Выбрать главу

— Потому что, — назидательно подняла палец старушка-домовушка, — все домовые со временем становятся похожи на своих хозяев.

— Но ведь бабушка умерла.

— Это да, — вздохнула она. — Но ты ведь и хозяйкой этой квартиры по-настоящему не стала!

— По-настоящему — это как? По документам, что ли? — удивилась я. Мама вроде говорила, что эта квартира достанется мне, но что там оформлено в бумагах — я никогда не интересовалась.

— Да зачем нам ваши документы, — отмахнулась та. — Я тебе толкую, что ты своему дому не хозяйка!

— Как это не хозяйка, раз я здесь живу? — Я скрестила руки на груди.

— Так и квартиранты какие-нибудь живут, которые квартиру снимают. А у тебя, — она махнула рукой, — две комнаты вообще заперты стоят.

— Так там бабушкины вещи! — попыталась возмутиться я.

— Ну и зачем ей вещи-то теперь сдались? — поджала губы домовушка.

— Это память.

— Память? Ты вот припомни-ка бабушку, скажи — что ты о ней помнишь? Ее шифоньер старый, отрезы ситца, хрусталь в стенке.

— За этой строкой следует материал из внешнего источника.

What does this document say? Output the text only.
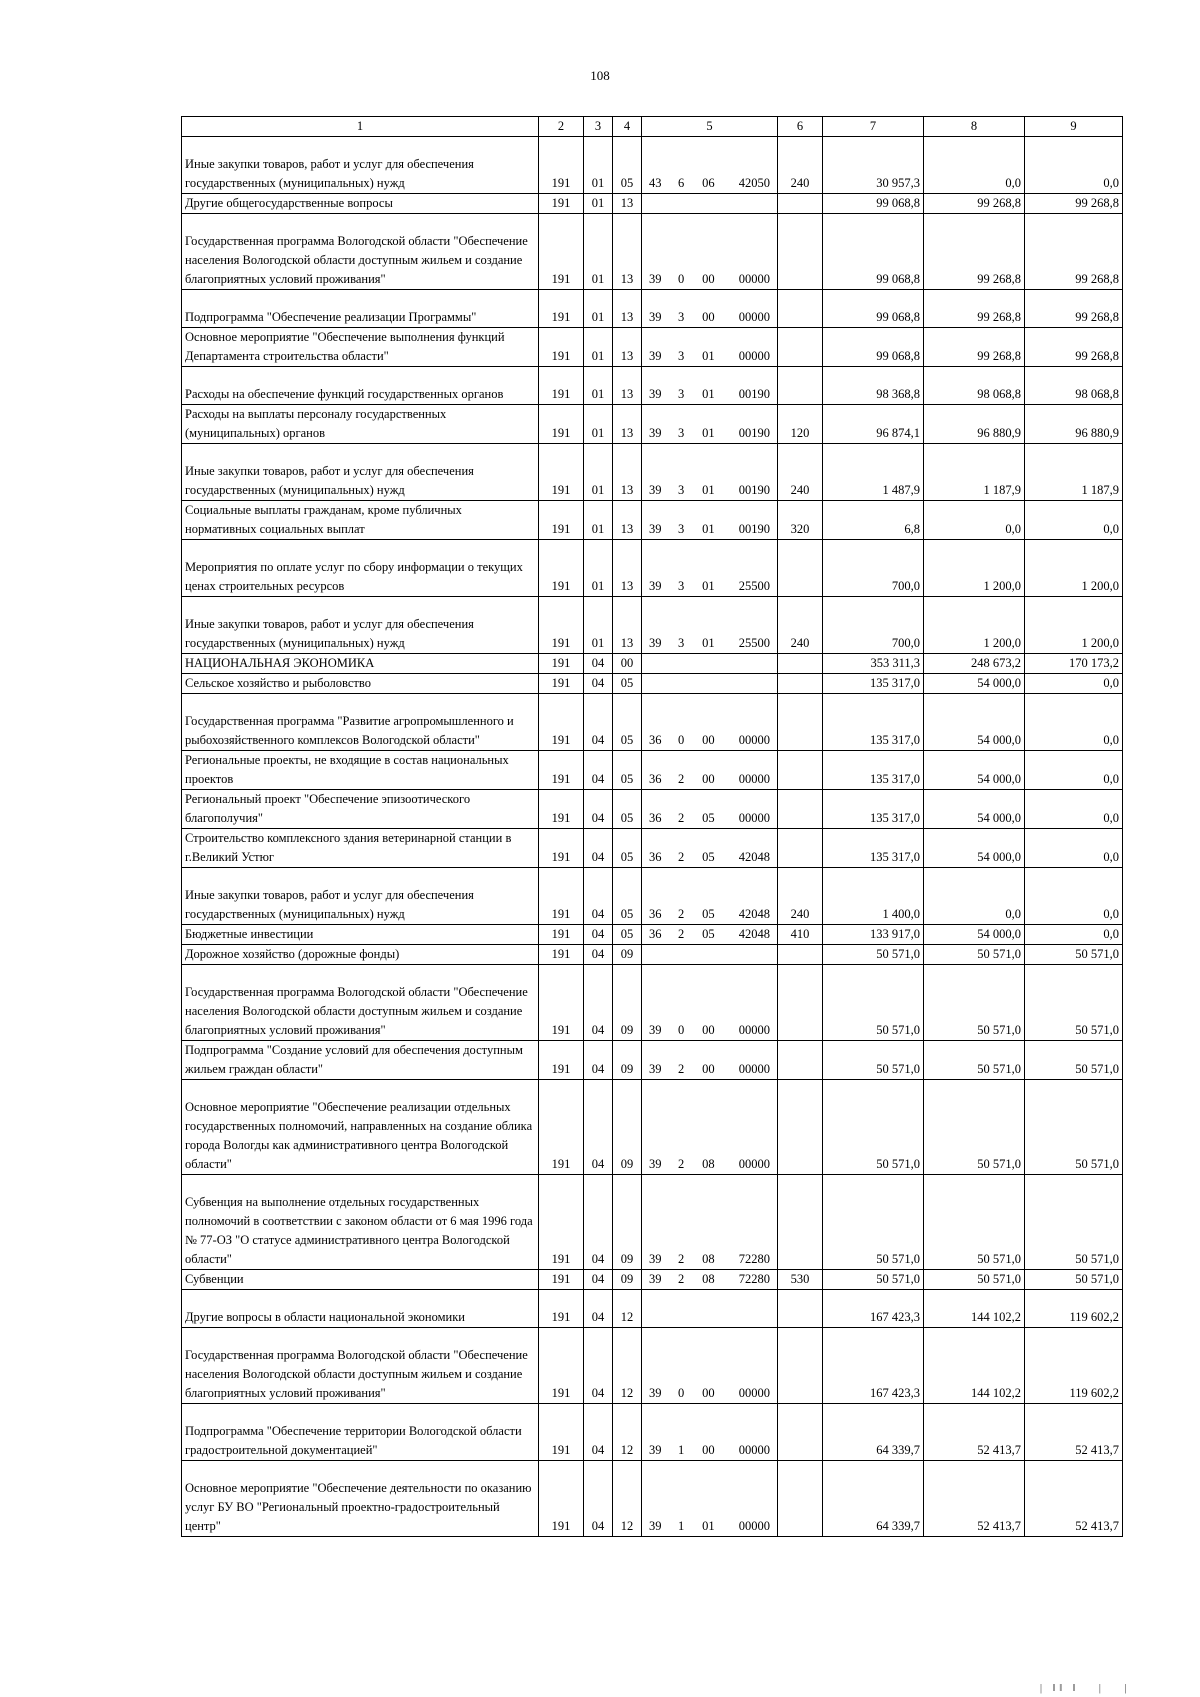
108
1	2	3	4	5	6	7	8	9
Иные закупки товаров, работ и услуг для обеспечения государственных (муниципальных) нужд	191	01	05	43 6 06 42050	240	30 957,3	0,0	0,0
Другие общегосударственные вопросы	191	01	13			99 068,8	99 268,8	99 268,8
Государственная программа Вологодской области "Обеспечение населения Вологодской области доступным жильем и создание благоприятных условий проживания"	191	01	13	39 0 00 00000		99 068,8	99 268,8	99 268,8
Подпрограмма "Обеспечение реализации Программы"	191	01	13	39 3 00 00000		99 068,8	99 268,8	99 268,8
Основное мероприятие "Обеспечение выполнения функций Департамента строительства области"	191	01	13	39 3 01 00000		99 068,8	99 268,8	99 268,8
Расходы на обеспечение функций государственных органов	191	01	13	39 3 01 00190		98 368,8	98 068,8	98 068,8
Расходы на выплаты персоналу государственных (муниципальных) органов	191	01	13	39 3 01 00190	120	96 874,1	96 880,9	96 880,9
Иные закупки товаров, работ и услуг для обеспечения государственных (муниципальных) нужд	191	01	13	39 3 01 00190	240	1 487,9	1 187,9	1 187,9
Социальные выплаты гражданам, кроме публичных нормативных социальных выплат	191	01	13	39 3 01 00190	320	6,8	0,0	0,0
Мероприятия по оплате услуг по сбору информации о текущих ценах строительных ресурсов	191	01	13	39 3 01 25500		700,0	1 200,0	1 200,0
Иные закупки товаров, работ и услуг для обеспечения государственных (муниципальных) нужд	191	01	13	39 3 01 25500	240	700,0	1 200,0	1 200,0
НАЦИОНАЛЬНАЯ ЭКОНОМИКА	191	04	00			353 311,3	248 673,2	170 173,2
Сельское хозяйство и рыболовство	191	04	05			135 317,0	54 000,0	0,0
Государственная программа "Развитие агропромышленного и рыбохозяйственного комплексов Вологодской области"	191	04	05	36 0 00 00000		135 317,0	54 000,0	0,0
Региональные проекты, не входящие в состав национальных проектов	191	04	05	36 2 00 00000		135 317,0	54 000,0	0,0
Региональный проект "Обеспечение эпизоотического благополучия"	191	04	05	36 2 05 00000		135 317,0	54 000,0	0,0
Строительство комплексного здания ветеринарной станции в г.Великий Устюг	191	04	05	36 2 05 42048		135 317,0	54 000,0	0,0
Иные закупки товаров, работ и услуг для обеспечения государственных (муниципальных) нужд	191	04	05	36 2 05 42048	240	1 400,0	0,0	0,0
Бюджетные инвестиции	191	04	05	36 2 05 42048	410	133 917,0	54 000,0	0,0
Дорожное хозяйство (дорожные фонды)	191	04	09			50 571,0	50 571,0	50 571,0
Государственная программа Вологодской области "Обеспечение населения Вологодской области доступным жильем и создание благоприятных условий проживания"	191	04	09	39 0 00 00000		50 571,0	50 571,0	50 571,0
Подпрограмма "Создание условий для обеспечения доступным жильем граждан области"	191	04	09	39 2 00 00000		50 571,0	50 571,0	50 571,0
Основное мероприятие "Обеспечение реализации отдельных государственных полномочий, направленных на создание облика города Вологды как административного центра Вологодской области"	191	04	09	39 2 08 00000		50 571,0	50 571,0	50 571,0
Субвенция на выполнение отдельных государственных полномочий в соответствии с законом области от 6 мая 1996 года № 77-ОЗ "О статусе административного центра Вологодской области"	191	04	09	39 2 08 72280		50 571,0	50 571,0	50 571,0
Субвенции	191	04	09	39 2 08 72280	530	50 571,0	50 571,0	50 571,0
Другие вопросы в области национальной экономики	191	04	12			167 423,3	144 102,2	119 602,2
Государственная программа Вологодской области "Обеспечение населения Вологодской области доступным жильем и создание благоприятных условий проживания"	191	04	12	39 0 00 00000		167 423,3	144 102,2	119 602,2
Подпрограмма "Обеспечение территории Вологодской области градостроительной документацией"	191	04	12	39 1 00 00000		64 339,7	52 413,7	52 413,7
Основное мероприятие "Обеспечение деятельности по оказанию услуг БУ ВО "Региональный проектно-градостроительный центр"	191	04	12	39 1 01 00000		64 339,7	52 413,7	52 413,7
| ‖‖ ‖   |   |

— Хрусталь я помню! — перебила я. Я действительно помнила эти вазочки и конфетницы, из которых бабушка ни разу не ела, берегла к какому-то очень значимому событию, а еще синие фигурки оленей, которыми я очень хотела поиграть, но мне этого никогда не позволяли. Говорили, разобью.

— Ну, пусть его, хрусталь. А вот это что? — Она ткнула пальцем в клеенку на столе. —Это тоже память?

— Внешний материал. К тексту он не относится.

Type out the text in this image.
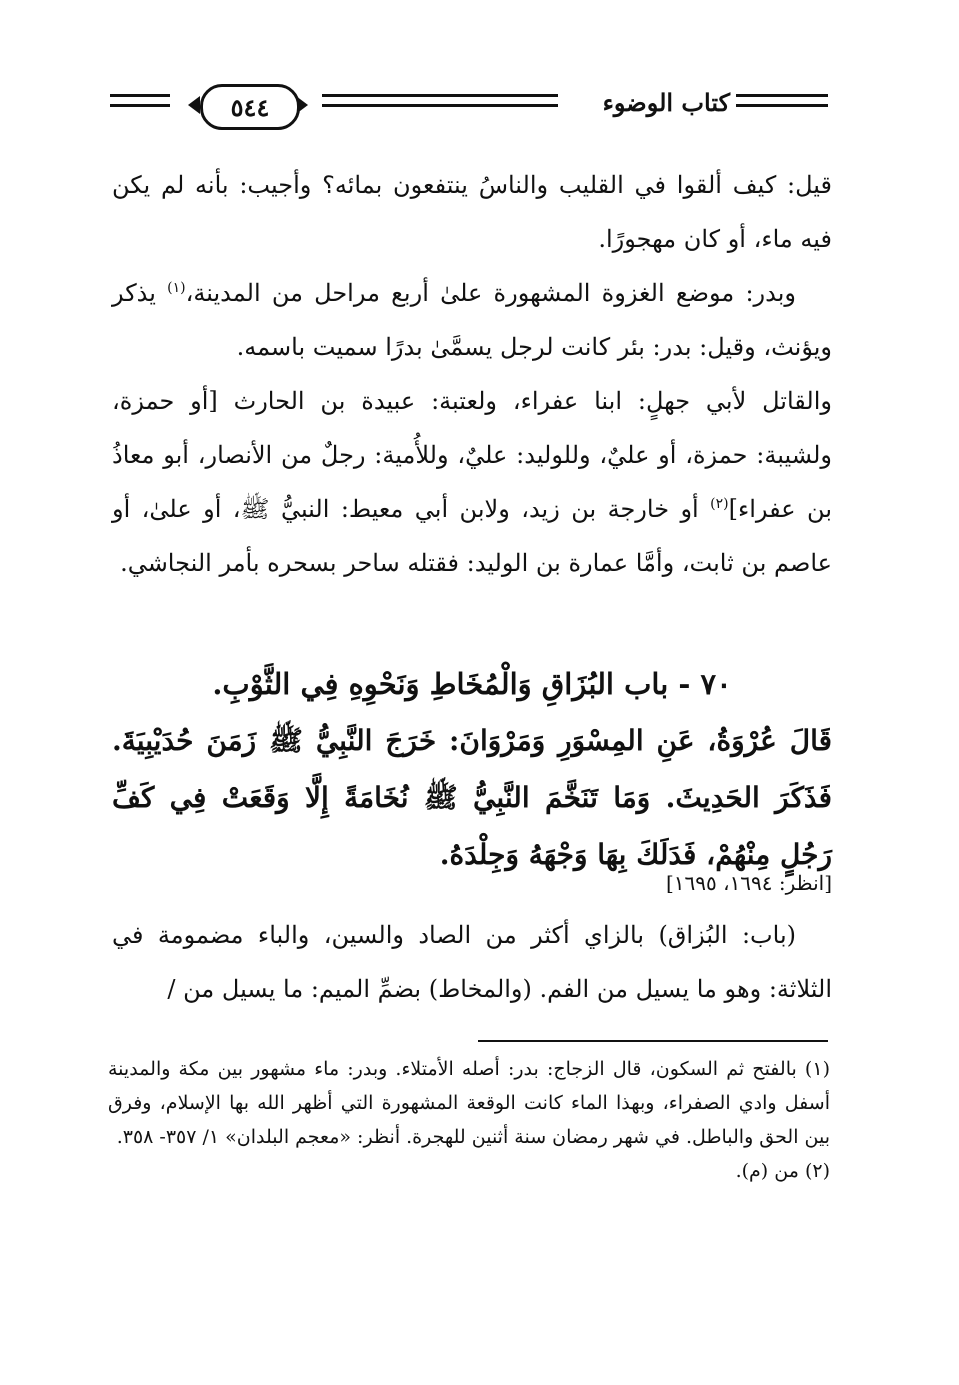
٥٤٤	كتاب الوضوء

قيل: كيف ألقوا في القليب والناسُ ينتفعون بمائه؟ وأجيب: بأنه لم يكن فيه ماء، أو كان مهجورًا.

وبدر: موضع الغزوة المشهورة علىٰ أربع مراحل من المدينة،$^{(١)}$ يذكر ويؤنث، وقيل: بدر: بئر كانت لرجل يسمَّىٰ بدرًا سميت باسمه.

والقاتل لأبي جهلٍ: ابنا عفراء، ولعتبة: عبيدة بن الحارث [أو حمزة، ولشيبة: حمزة، أو عليٌ، وللوليد: عليٌ، وللأُمية: رجلٌ من الأنصار، أبو معاذُ بن عفراء]$^{(٢)}$ أو خارجة بن زيد، ولابن أبي معيط: النبيُّ ﷺ، أو علىٰ، أو عاصم بن ثابت، وأمَّا عمارة بن الوليد: فقتله ساحر بسحره بأمر النجاشي.

٧٠ - باب البُزَاقِ وَالْمُخَاطِ وَنَحْوِهِ فِي الثَّوْبِ.
قَالَ عُرْوَةُ، عَنِ المِسْوَرِ وَمَرْوَانَ: خَرَجَ النَّبِيُّ ﷺ زَمَنَ حُدَيْبِيَةَ. فَذَكَرَ الحَدِيثَ. وَمَا تَنَخَّمَ النَّبِيُّ ﷺ نُخَامَةً إِلَّا وَقَعَتْ فِي كَفِّ رَجُلٍ مِنْهُمْ، فَدَلَكَ بِهَا وَجْهَهُ وَجِلْدَهُ.
[انظر: ١٦٩٤، ١٦٩٥]

(باب: البُزاق) بالزاي أكثر من الصاد والسين، والباء مضمومة في الثلاثة: وهو ما يسيل من الفم. (والمخاط) بضمِّ الميم: ما يسيل من /

(١) بالفتح ثم السكون، قال الزجاج: بدر: أصله الأمتلاء. وبدر: ماء مشهور بين مكة والمدينة أسفل وادي الصفراء، وبهذا الماء كانت الوقعة المشهورة التي أظهر الله بها الإسلام، وفرق بين الحق والباطل. في شهر رمضان سنة أثنين للهجرة. أنظر: «معجم البلدان» ١/ ٣٥٧- ٣٥٨.

(٢) من (م).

Клеенка как клеенка. И вообще, удивительно, когда некто с лицом и голосом бабушки пытается меня побранить за клеенку, которую бабушка сама выбрала, постелила и отказывалась заменить. Помню, как мама преподнесла ей на Восьмое марта какую-то нежно-салатовую прямоугольную скатерть-салфетку, а бабушка ее бережно спрятала в шкаф, как она всегда делала с подарками...

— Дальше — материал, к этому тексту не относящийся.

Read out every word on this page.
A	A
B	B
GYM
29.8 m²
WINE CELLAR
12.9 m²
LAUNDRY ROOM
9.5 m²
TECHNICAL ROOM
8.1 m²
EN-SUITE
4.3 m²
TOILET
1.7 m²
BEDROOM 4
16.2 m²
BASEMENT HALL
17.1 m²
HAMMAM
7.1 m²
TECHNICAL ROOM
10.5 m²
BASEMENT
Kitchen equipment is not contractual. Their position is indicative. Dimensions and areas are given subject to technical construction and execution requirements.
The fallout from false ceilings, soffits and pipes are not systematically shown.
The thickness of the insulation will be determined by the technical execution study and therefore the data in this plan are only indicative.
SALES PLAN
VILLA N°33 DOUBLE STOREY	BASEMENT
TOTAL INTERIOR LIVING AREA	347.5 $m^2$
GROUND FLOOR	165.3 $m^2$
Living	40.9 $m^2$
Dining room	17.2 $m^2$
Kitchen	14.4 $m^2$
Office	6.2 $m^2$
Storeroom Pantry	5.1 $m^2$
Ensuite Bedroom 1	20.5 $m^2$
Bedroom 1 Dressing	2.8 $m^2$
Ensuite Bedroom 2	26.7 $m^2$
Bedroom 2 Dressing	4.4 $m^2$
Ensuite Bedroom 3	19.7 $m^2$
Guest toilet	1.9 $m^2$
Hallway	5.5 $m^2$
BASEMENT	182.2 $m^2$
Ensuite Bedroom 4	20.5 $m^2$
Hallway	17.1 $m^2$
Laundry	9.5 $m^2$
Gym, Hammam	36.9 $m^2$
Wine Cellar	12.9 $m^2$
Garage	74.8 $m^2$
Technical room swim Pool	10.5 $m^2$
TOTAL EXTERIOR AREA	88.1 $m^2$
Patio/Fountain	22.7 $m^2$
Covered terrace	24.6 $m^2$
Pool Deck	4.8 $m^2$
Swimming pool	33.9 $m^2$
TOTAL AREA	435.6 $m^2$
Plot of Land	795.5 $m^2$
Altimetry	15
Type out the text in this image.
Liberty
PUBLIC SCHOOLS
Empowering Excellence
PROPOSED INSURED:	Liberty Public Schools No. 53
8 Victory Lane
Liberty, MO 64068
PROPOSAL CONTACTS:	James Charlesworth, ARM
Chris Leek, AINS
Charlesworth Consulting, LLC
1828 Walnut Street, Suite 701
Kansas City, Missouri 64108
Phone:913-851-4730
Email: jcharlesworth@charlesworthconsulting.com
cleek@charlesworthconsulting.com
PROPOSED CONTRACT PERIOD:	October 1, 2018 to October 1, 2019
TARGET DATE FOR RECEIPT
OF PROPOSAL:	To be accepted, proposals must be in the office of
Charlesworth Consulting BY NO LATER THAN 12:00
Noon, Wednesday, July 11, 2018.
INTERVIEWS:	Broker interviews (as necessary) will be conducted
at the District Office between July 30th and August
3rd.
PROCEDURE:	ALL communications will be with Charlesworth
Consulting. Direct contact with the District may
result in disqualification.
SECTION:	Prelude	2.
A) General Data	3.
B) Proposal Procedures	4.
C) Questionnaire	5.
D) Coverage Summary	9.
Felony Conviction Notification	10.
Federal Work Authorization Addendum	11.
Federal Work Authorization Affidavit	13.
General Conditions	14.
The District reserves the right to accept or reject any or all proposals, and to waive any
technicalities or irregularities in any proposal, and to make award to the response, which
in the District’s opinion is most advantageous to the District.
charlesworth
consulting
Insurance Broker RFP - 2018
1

И тут мне неожиданно бросилось в глаза, какая же старенькая и вытертая наша клеенка. Вон даже след от ножа, заботливо заклеенный бабушкой с изнанки пластырем. Конечно, давно пора ее сменить, но, но.

— Надо, Анечка, надо, — ласково произнесла домовушка, похлопывая меня по руке мягкой, теплой ладошкой. — Считай, это твое первое домашнее задание.

— Клеенку сменить? — опешила я.

— Надо же с чего-то начинать. Задания у нас каждый день! — пояснила она.

— Каждый день? — подняла бровь я.

Все ясно. Я попала в летающие домохозяйки — мне Светка рассказывала, у них там каждый день куча каких-то заданий. Нет-нет-нет.

— Послушайте. — Я не знала, как правильно обратиться.

— Не послушайте, а послушай, — перебила меня собеседница.

— Послушай, а как вас. тебя звать-величать? — ответила я, выудив из памяти сказочное выражение, которое казалось мне подходящим к моей ситуации. Обращаться на ты было немного непривычно, все-таки женщина пожилая. пусть и лицо у нее совсем родное.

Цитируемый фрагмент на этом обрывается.